Background You can skip down to "Meat & Potatoes": Hopefully by now you know that the recommended way of running Puppies is a "Frugal" rather than Legacy install. [If no one else explains that and why in the Beginner's Section soon, I will]. If you've used the Universal Installer or similar to do a "frugal" install, you know that at some point you get to choose between creating a SaveFile and a SaveFolder, and that SaveFolder is 'recommended'. For 'newbies' that is usually the better choice. But for me, because of the way I run Puppies, I prefer a SaveFile despite these disadvantages: (1) It has a fixed size (which can be increased --requiring a reboot-- but not decreased); and (2) comes with the strong recommendation 'keep it small."
Keeping it small is hard to do if you intend to use many Window programs under Wine. Hence, my interest in Wine-portable. At one point I measured the hard-drive space being used by installed Windows programs at 32 Gbs. And that wasn't counting the portable-windows programs which weren't 'installed'.

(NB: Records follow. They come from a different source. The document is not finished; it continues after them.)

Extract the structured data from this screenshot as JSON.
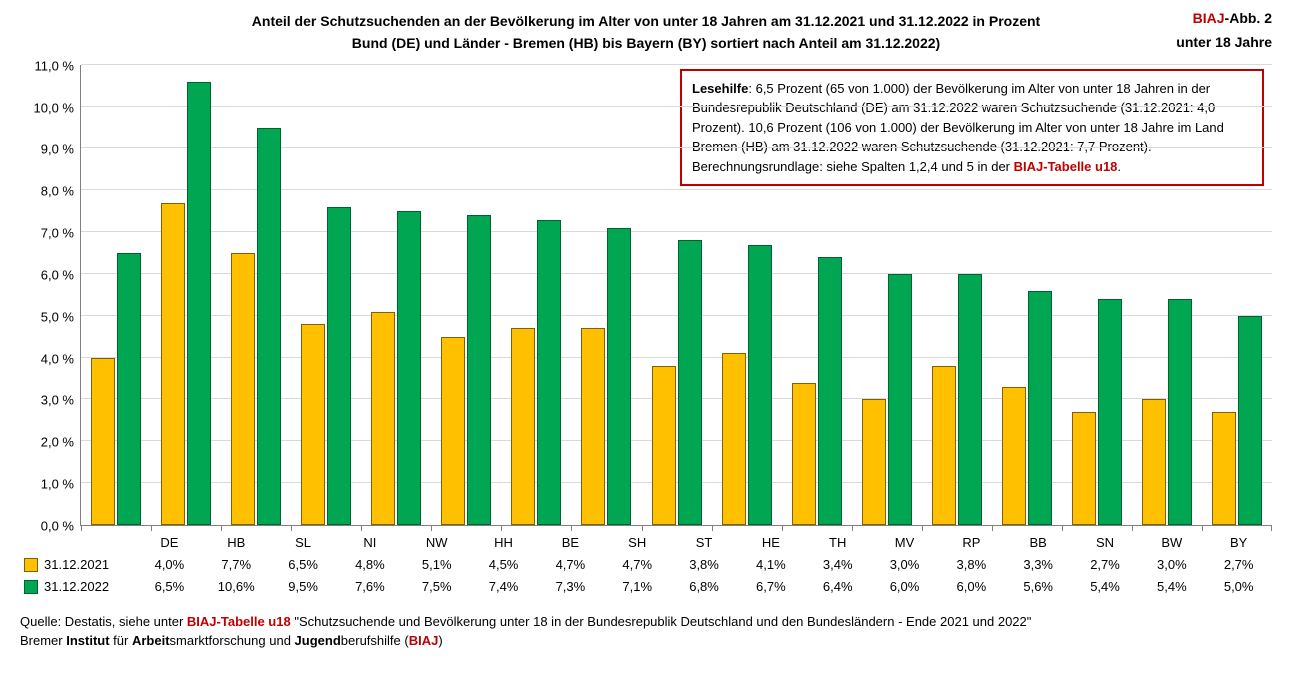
{
  "title": {
    "line1": "Anteil der Schutzsuchenden an der Bevölkerung im Alter von unter 18 Jahren am 31.12.2021 und 31.12.2022 in Prozent",
    "line2": "Bund (DE) und Länder - Bremen (HB) bis Bayern (BY) sortiert nach Anteil am 31.12.2022)",
    "right_top_prefix": "BIAJ",
    "right_top_suffix": "-Abb. 2",
    "right_bottom": "unter 18 Jahre"
  },
  "chart": {
    "type": "bar",
    "y_max": 11.0,
    "y_step": 1.0,
    "y_tick_suffix": " %",
    "y_tick_decimal": 1,
    "bar_colors": {
      "s1": "#ffc000",
      "s2": "#00a651"
    },
    "bar_borders": {
      "s1": "#806000",
      "s2": "#00632f"
    },
    "grid_color": "#d9d9d9",
    "axis_color": "#808080",
    "categories": [
      "DE",
      "HB",
      "SL",
      "NI",
      "NW",
      "HH",
      "BE",
      "SH",
      "ST",
      "HE",
      "TH",
      "MV",
      "RP",
      "BB",
      "SN",
      "BW",
      "BY"
    ],
    "series": [
      {
        "name": "31.12.2021",
        "color_key": "s1",
        "values": [
          4.0,
          7.7,
          6.5,
          4.8,
          5.1,
          4.5,
          4.7,
          4.7,
          3.8,
          4.1,
          3.4,
          3.0,
          3.8,
          3.3,
          2.7,
          3.0,
          2.7
        ],
        "labels": [
          "4,0%",
          "7,7%",
          "6,5%",
          "4,8%",
          "5,1%",
          "4,5%",
          "4,7%",
          "4,7%",
          "3,8%",
          "4,1%",
          "3,4%",
          "3,0%",
          "3,8%",
          "3,3%",
          "2,7%",
          "3,0%",
          "2,7%"
        ]
      },
      {
        "name": "31.12.2022",
        "color_key": "s2",
        "values": [
          6.5,
          10.6,
          9.5,
          7.6,
          7.5,
          7.4,
          7.3,
          7.1,
          6.8,
          6.7,
          6.4,
          6.0,
          6.0,
          5.6,
          5.4,
          5.4,
          5.0
        ],
        "labels": [
          "6,5%",
          "10,6%",
          "9,5%",
          "7,6%",
          "7,5%",
          "7,4%",
          "7,3%",
          "7,1%",
          "6,8%",
          "6,7%",
          "6,4%",
          "6,0%",
          "6,0%",
          "5,6%",
          "5,4%",
          "5,4%",
          "5,0%"
        ]
      }
    ]
  },
  "info_box": {
    "lead": "Lesehilfe",
    "body_a": ": 6,5 Prozent (65 von 1.000) der Bevölkerung im Alter von unter 18 Jahren in der Bundesrepublik Deutschland (DE) am 31.12.2022 waren Schutzsuchende (31.12.2021: 4,0 Prozent). 10,6 Prozent (106 von 1.000) der Bevölkerung im Alter von unter 18 Jahre im Land Bremen (HB) am 31.12.2022 waren Schutzsuchende (31.12.2021: 7,7 Prozent).",
    "body_b": "Berechnungsrundlage: siehe Spalten 1,2,4 und 5 in der ",
    "biaj_ref": "BIAJ-Tabelle u18",
    "body_c": "."
  },
  "source": {
    "line1_a": "Quelle: Destatis, siehe unter ",
    "line1_biaj": "BIAJ-Tabelle u18",
    "line1_b": " \"Schutzsuchende und Bevölkerung unter 18 in der Bundesrepublik Deutschland und den Bundesländern - Ende 2021 und 2022\"",
    "line2_a": "Bremer ",
    "line2_b": "Institut",
    "line2_c": " für ",
    "line2_d": "Arbeit",
    "line2_e": "smarktforschung und ",
    "line2_f": "Jugend",
    "line2_g": "berufshilfe (",
    "line2_biaj": "BIAJ",
    "line2_h": ")"
  }
}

Accompanying my original publication of Wine-portable 2.16 was the recipe for updating shinobar's original. I plan to republish it later. But frankly, I wasn't able to generate a functional application using a Series 4 wine pet by version2013 although someone else posted he had. That failure eventually lead me to wondering whether Wine could be 'externalized' by some other method. I was especially interested in moving drive_c --into which programs install-- out of 'the SaveFile'.
Years ago DaveS and jrb pioneered the technique of 'externalizing'. More recently, fredx181 and --following his published analysis-- Mike Walsh have published Web-browsers and other applications as portables. Essentially, what is done is to move folders and files from the locations chosen by the original publishers out of those locations and then create symbolic links to them in their new locations from their original locations.
Meat & Potatoes:
Using that technique I was
manually able to move drive_c and most of the files a wine pet will install onto Puppy's Home Partition and still have a functioning application. My approach is not much different than a kid playing with blocks. Visualize what you want to build and move the blocks.
But I don't program.
["A man must know his limitations", Dirty Harry Callahan]. So, I remembering the episode in
Tom Sawyer where Tom convinced his friends how much fun it would be to paint a fence, I sort of 'conned' Mike Walsh into doing the hard work.
He created two applications, Externalize_WINE.sh and WineCFG-MenuEntry.pet which you can obtain here,
https://drive.google.com/drive/folders/ ... UJhWTBvOWs linking them with the explanation here:
http://murga-linux.com/puppy/viewtopic. ... 91#1033146
"Essentially, all that would be involved after installing a wine pet (or loading a wine sfs) is to run a script which would, in the following order:
Download & install Wine pet
Install WINE-CFG Menu entry .pet & run it the first time
[Second and subsequent uses, it brings up the WINE Control Panel].
Remove fake.gz from externalization script in this folder. Place in /root. Run the 'externalization' script.
Okay; further modifications, and.....some testing.
The Wine-CFG menuentry .pet will now also install Pupmessage, required for the script to work. This adds all of 2 kb to the overall size, which is small to begin with; it's a useful addition.....many older Pups and applications use it. Newer Pups now use gxmessage, but the two are sym-linked together anyway.
I've tided up some of the file-manipulation operations, using the '*' wildcard in a couple of places to only copy directory contents as opposed to the whole thing. Some Puppies, again newer ones, and, I think, some of the Slackos? use lib32 for other stuff, so it doesn't all want copying over, just the WINE items.
Running the script now pops up an initial message, advising that the operation CAN take a little while, especially on a flash drive - it's copying all those 1000+ .dlls across that takes the time, of course..!
SEE ATTACHED SCREENSHOT FOR GRAPHICS ORIGINALLY HERE.
Tested in a pristine install of Tahr 606, using version2013's Wine 3.3_v2.1. Installed this first, followed by the Wine-CFG Menuentry, and placing the script in /root for the duration (after removing the fake .gz).
All works nicely, and, I think, does just what you wanted.....as explained in your OP. Updated items attached below, and previous items removed from the post above.